Era lo stesso di vent’anni prima il suo modo di ‘tirar fuori’ il meglio dai propri attori: “Dovevo impersonare un tenente colonnello in cerca di gloria che viene umiliato al telefono da campo da un superiore” ricorda Nick Nolte, “e tutto quello che Malick mi diceva era ‘Prendi una pausa’, ‘Guarda il fiume’ o ‘Facciamone un’altra’”. Avanti così per più di trenta ciak, fino a quando Nolte, esasperato e frustrato, tanto da dimenticarsi le battute, finalmente e “magicamente” diventa il personaggio pensato da Malick per quella scena: avvilito, depresso e abbattuto. Immutato era anche lo stile narrativo, con l’inserimento nel montaggio di dettagli solo apparentemente insignificanti e l’uso della voce fuori campo, che consente al personaggio di prendere distanza dall’azione filmica per intessere quasi una complicità con lo spettatore che matura così la sensazione di vedere un film con qualcuno che gli bisbiglia nell’orecchio le riflessioni più intime e profonde. Ma soprattutto era rimasta quella di un tempo la sua visione del mondo e della cattiveria, codardia, coraggio e debolezza ancestrale dell'essere umano. Un essere umano che, per quanto si ‘agiti’, è comunque e irrimediabilmente mortale: non a caso tutti i protagonisti maschili dei suoi film, Sheen in “Badlands”, Gere in “Days of Heaven” e Caviezel in “Thin Red Line” trovano morte prematura e violenta, uccisi ancora giovani e belli.

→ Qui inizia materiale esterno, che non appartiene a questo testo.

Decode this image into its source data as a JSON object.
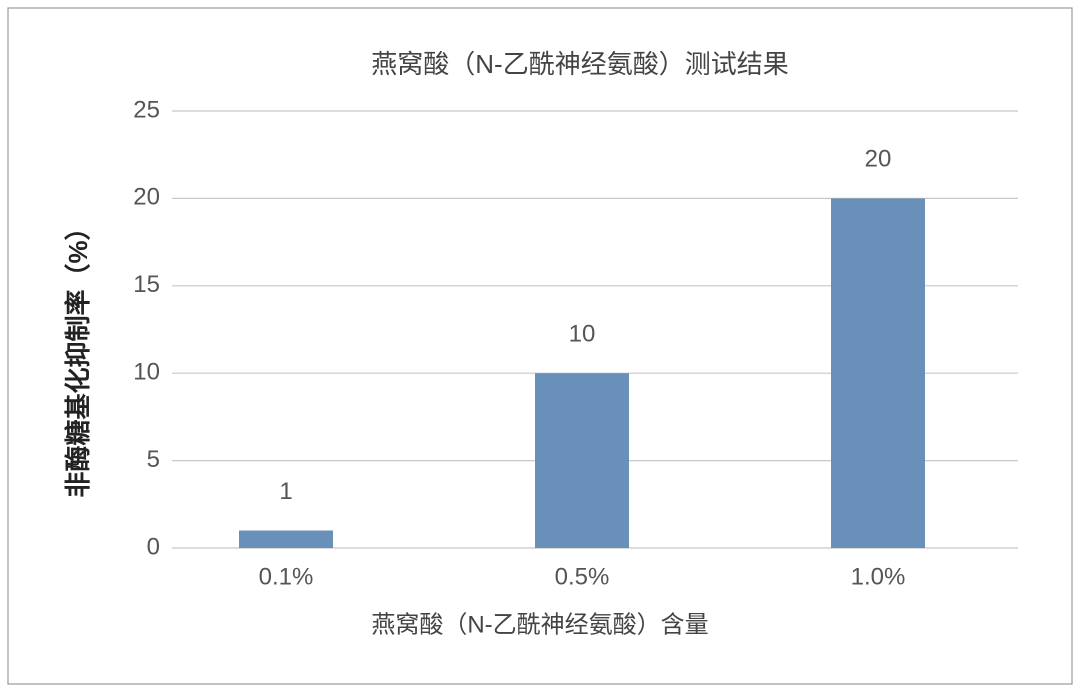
{
  "chart_data": {
    "type": "bar",
    "title": "燕窝酸（N-乙酰神经氨酸）测试结果",
    "x_label": "燕窝酸（N-乙酰神经氨酸）含量",
    "y_label": "非酶糖基化抑制率（%）",
    "categories": [
      "0.1%",
      "0.5%",
      "1.0%"
    ],
    "values": [
      1,
      10,
      20
    ],
    "color": "#6990b8",
    "ylim": [
      0,
      25
    ],
    "yticks": [
      0,
      5,
      10,
      15,
      20,
      25
    ],
    "grid": true,
    "data_labels": true
  }
}
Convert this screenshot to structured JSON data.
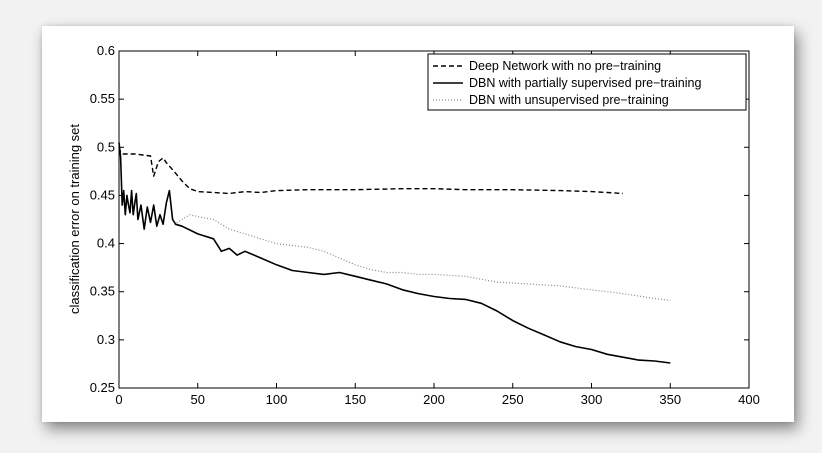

Mentre una Natura incontaminata e originaria guarda con pressoché totale indifferenza tutto questo disperato e insensato affannarsi: ecco allora gli uccelli e i fiumi che tagliano la prateria del Sud Dakota fare da sfondo agli omicidi in serie di Kit-Sheen, i campi di grano maturo battuti dal vento delle piane del Texas far da testimone all’intrigo assassino di Bill-Gere e la vegetazione prepotente e lussureggiante dell’isola tropicale di Guadalcanal ospitare gli scontri all’ultimo sangue fra gli assediati giapponesi e la compagnia C.
Il Cinema, settima e forse ultima arte, ha trovato e lo attende continuamente, il suo intimo, terribile, disperato filosofo.